A firm believer in the power of storytelling, he’s also made it a priority to help faculty tell the stories of their research and scholarship in ways that are accessible, clear, and compelling to the general public. He’s sponsored campus visits by experts like TED favorite Melissa Marshall to lead workshops showing faculty how to “translate” their technical expertise for non-expert audiences; created a Communicating Ideas summer workshop that culminates in faculty producing a one-minute video of them discussing their work; launched a community-wide banner campaign that builds on OVPR&ED’s Dare to Discover tagline to put a spotlight on the important work being undertaken by faculty across the disciplines; and commissioned the building of a 38-foot Mobile Museum to take hands-on exhibits about UI research and Iowa history across the state.

 

“My role here has provided me with rare insight into the breadth and depth of scholarship and research at a public research university, and it has been an honor and a true pleasure to serve the University of Iowa—and the state of Iowa—in this capacity,” he said.

 

Reed is a former corporate vice president and technology policy leader at Microsoft, founding director of the North Carolina Renaissance Computing Institute, and department head and director of the National Center for Supercomputing Applications at the University of Illinois.

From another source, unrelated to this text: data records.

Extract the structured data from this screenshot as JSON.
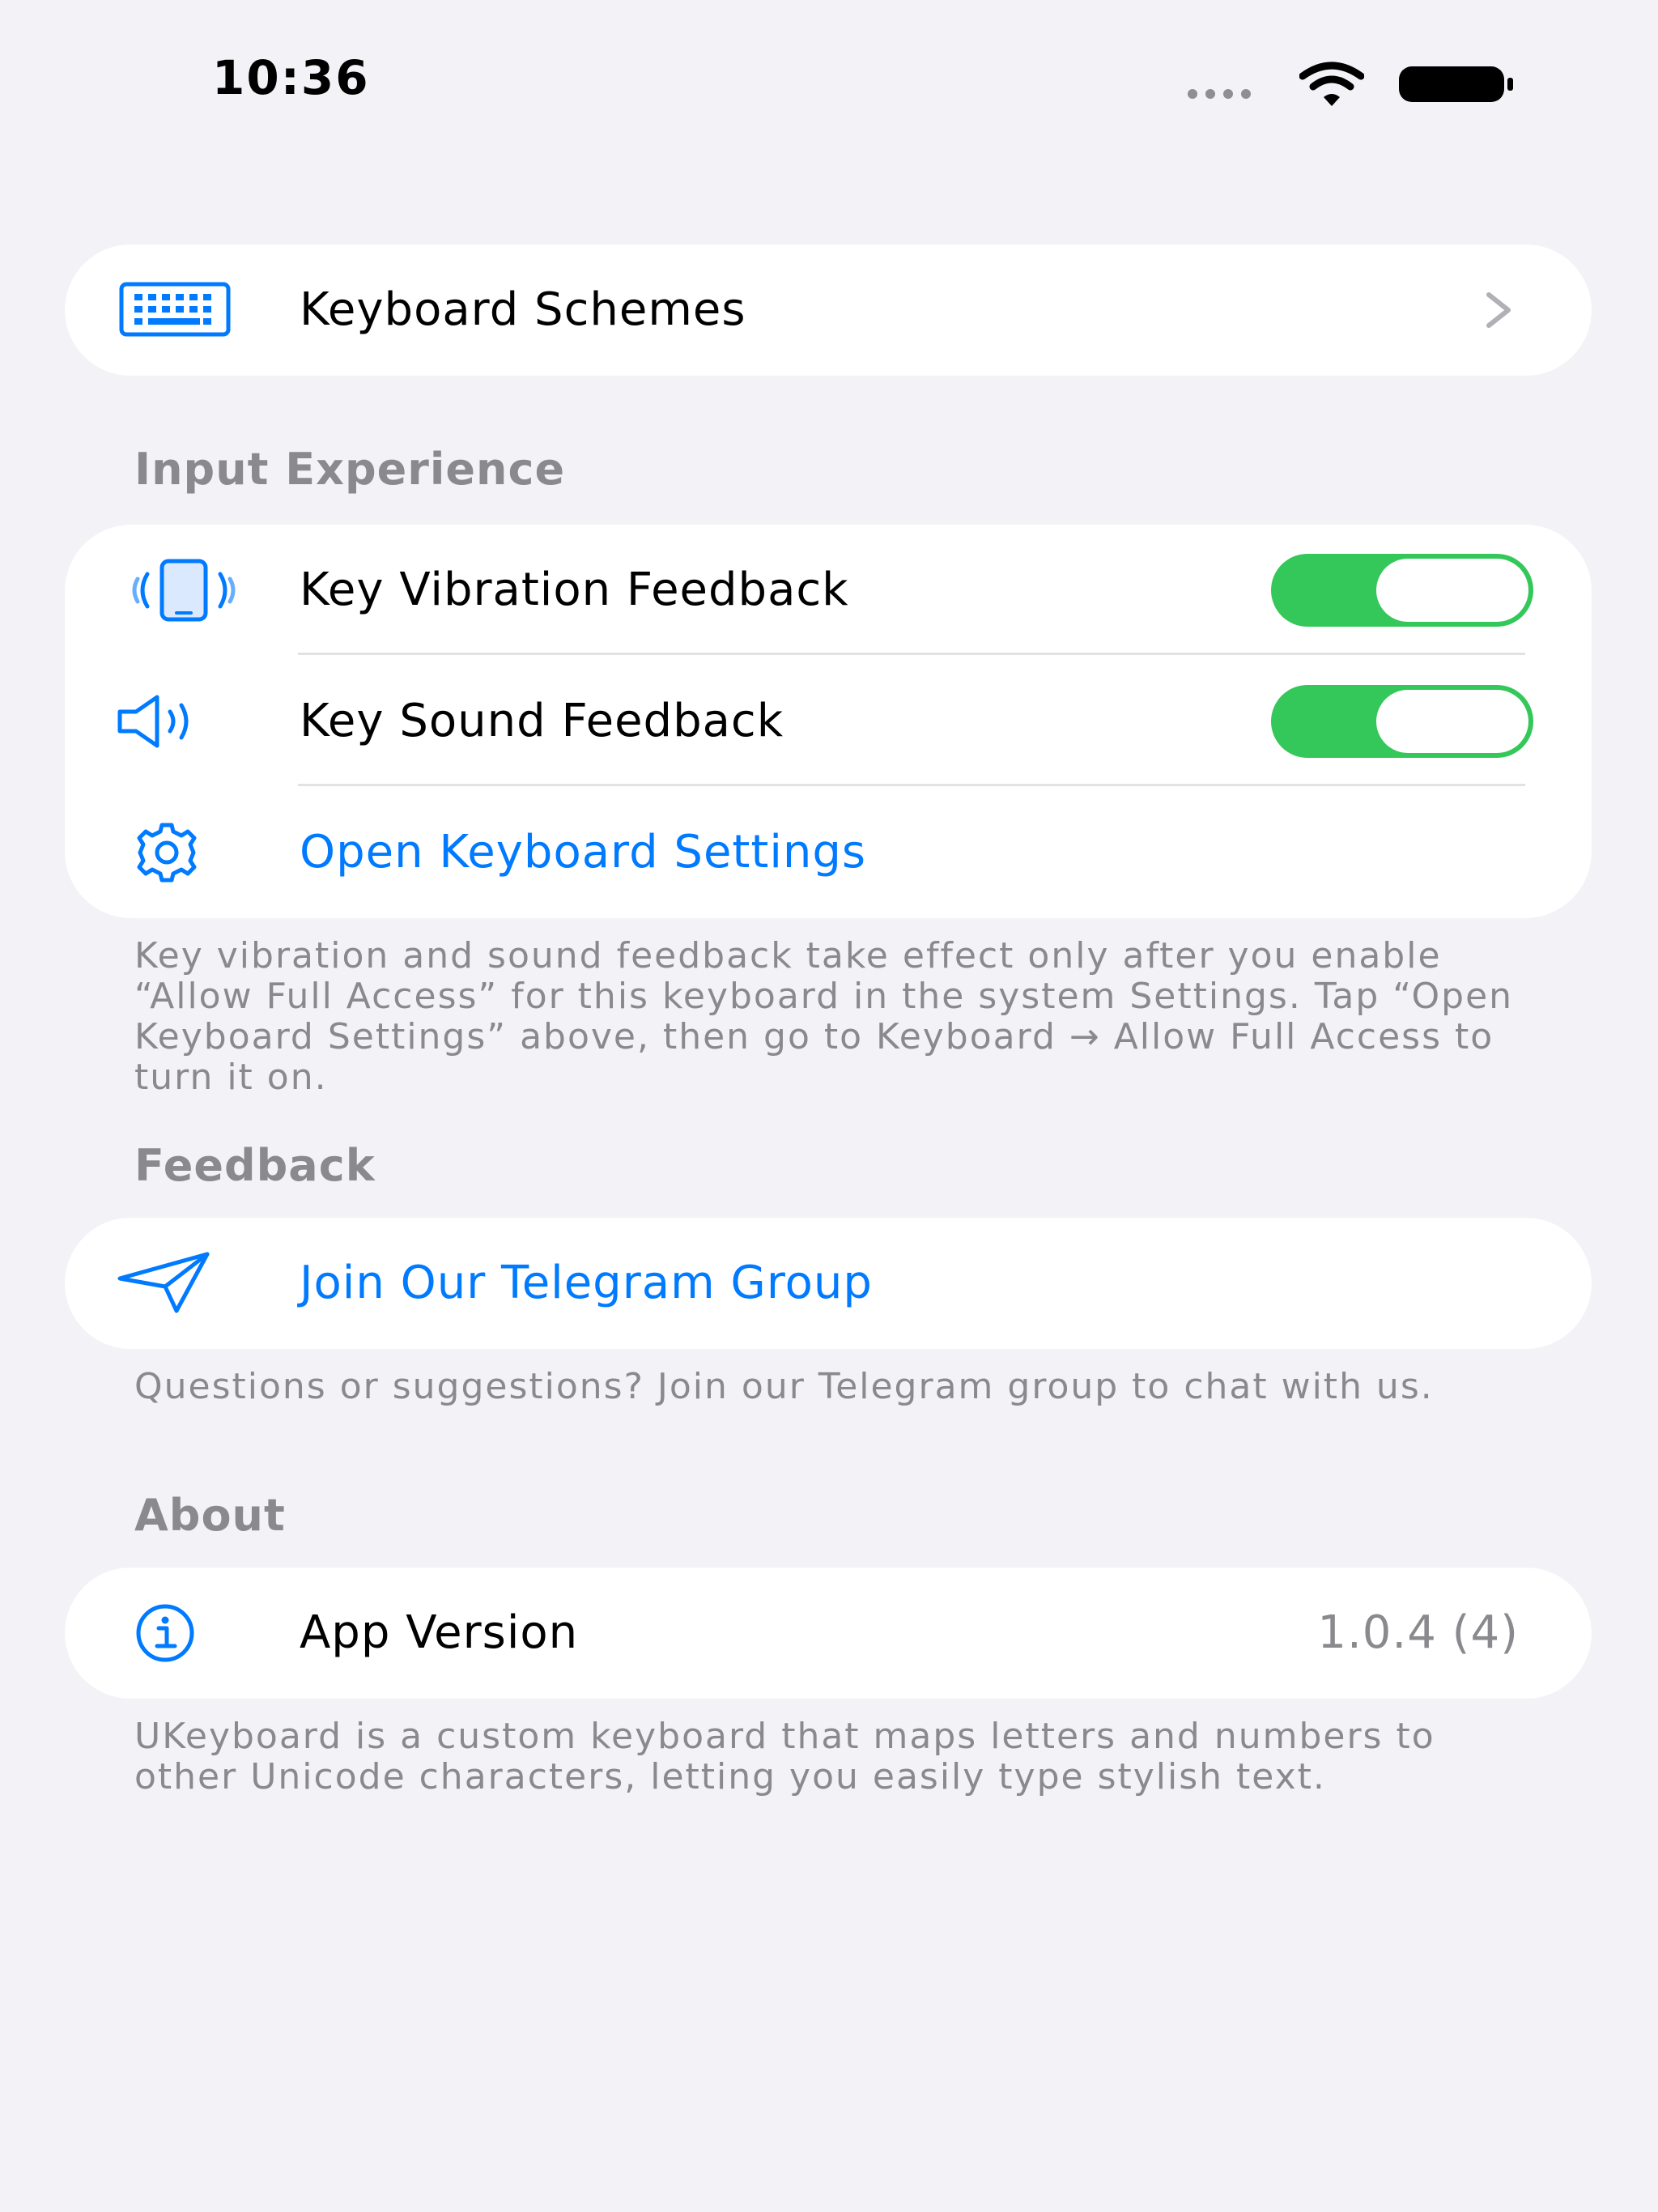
{
  "status_bar": {
    "time": "10:36"
  },
  "keyboard_schemes": {
    "icon": "keyboard-icon",
    "label": "Keyboard Schemes"
  },
  "input_experience": {
    "header": "Input Experience",
    "vibration": {
      "icon": "phone-vibration-icon",
      "label": "Key Vibration Feedback",
      "enabled": true
    },
    "sound": {
      "icon": "speaker-wave-icon",
      "label": "Key Sound Feedback",
      "enabled": true
    },
    "open_settings": {
      "icon": "gear-icon",
      "label": "Open Keyboard Settings"
    },
    "footer": "Key vibration and sound feedback take effect only after you enable “Allow Full Access” for this keyboard in the system Settings. Tap “Open Keyboard Settings” above, then go to Keyboard → Allow Full Access to turn it on."
  },
  "feedback": {
    "header": "Feedback",
    "telegram": {
      "icon": "paper-plane-icon",
      "label": "Join Our Telegram Group"
    },
    "footer": "Questions or suggestions? Join our Telegram group to chat with us."
  },
  "about": {
    "header": "About",
    "version": {
      "icon": "info-icon",
      "label": "App Version",
      "value": "1.0.4 (4)"
    },
    "footer": "UKeyboard is a custom keyboard that maps letters and numbers to other Unicode characters, letting you easily type stylish text."
  },
  "colors": {
    "accent": "#007aff",
    "toggle_on": "#34c759",
    "background": "#f2f2f7",
    "secondary_text": "#8a8a8e"
  }
}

He was named the UI’s vice president for research and economic development in 2012.

 

Reed said that OVPR&ED is in excellent hands as he hands over the reins, and he expressed gratitude for the chance to lead the University of Iowa’s research enterprise.

 

“I am extremely proud of the many initiatives we have launched to advance research, scholarship, engagement, and economic development,” he said. “I am absolutely confident that the future of the organization is bright, thanks to the team and family that is the OVPR&ED.  I have been humbled to work with such amazing people.”